IMPERSONATION METHOD ON AUTHORIZATION SERVER USING CLIENT-INITIATED BACK-CHANNEL AUTHENTICATION PROTOCOL

Abstract

There is an impersonation (login as) feature in several applications that can be used by system administrators who have special privileges. This feature can be utilized by development and maintenance teams that have administrator rights to reproduce errors or bugs, to check specific features in applications according to the specific users’ login sessions. Beside its benefits, there is a security vulnerability that allows administrators to abuse the rights. They can access users’ private data or execute some activities inside the system without account or resource owners’ consents.This research proposes an impersonation method on authorization server using Client-Initiated Back-channel Authentication (CIBA) protocol. This method prevents impersonation without account or resource owners’ consent. The application will ask users’ authentication and permission via authentication device possessed by resource owners before the administrator performs impersonation.
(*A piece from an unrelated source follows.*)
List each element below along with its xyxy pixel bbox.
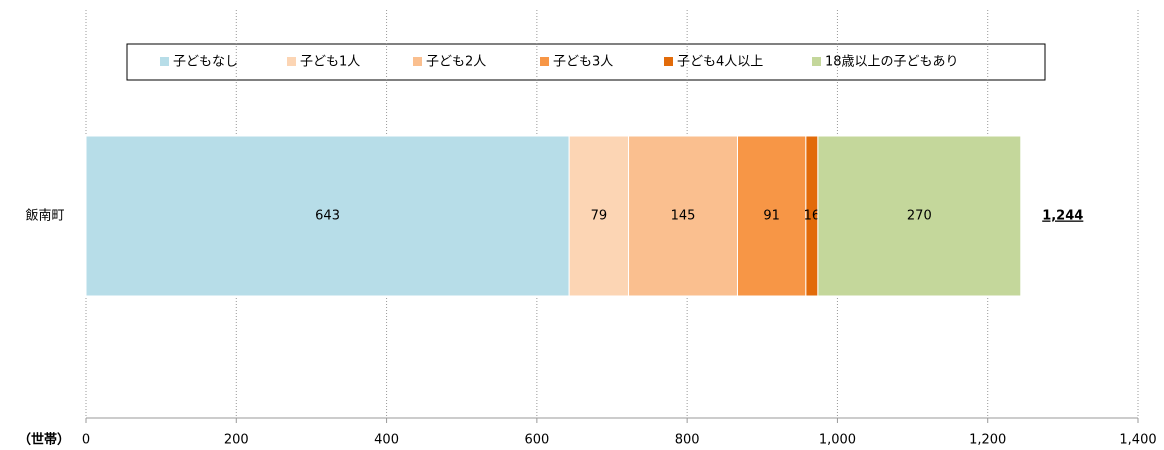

By utilizing authentication device, the impersonation feature should be preceded by users’ consent and there is no direct interaction needed between the administrator and resource owners to prove the users’ identities. The result shows that the implementation of CIBA protocol can be used to complement the impersonation method and can also run on the authorization server that uses OAuth 2.0 and OpenID Connect 1.0 protocols. The system testing is done by adopting FAPI CIBA conformance testing.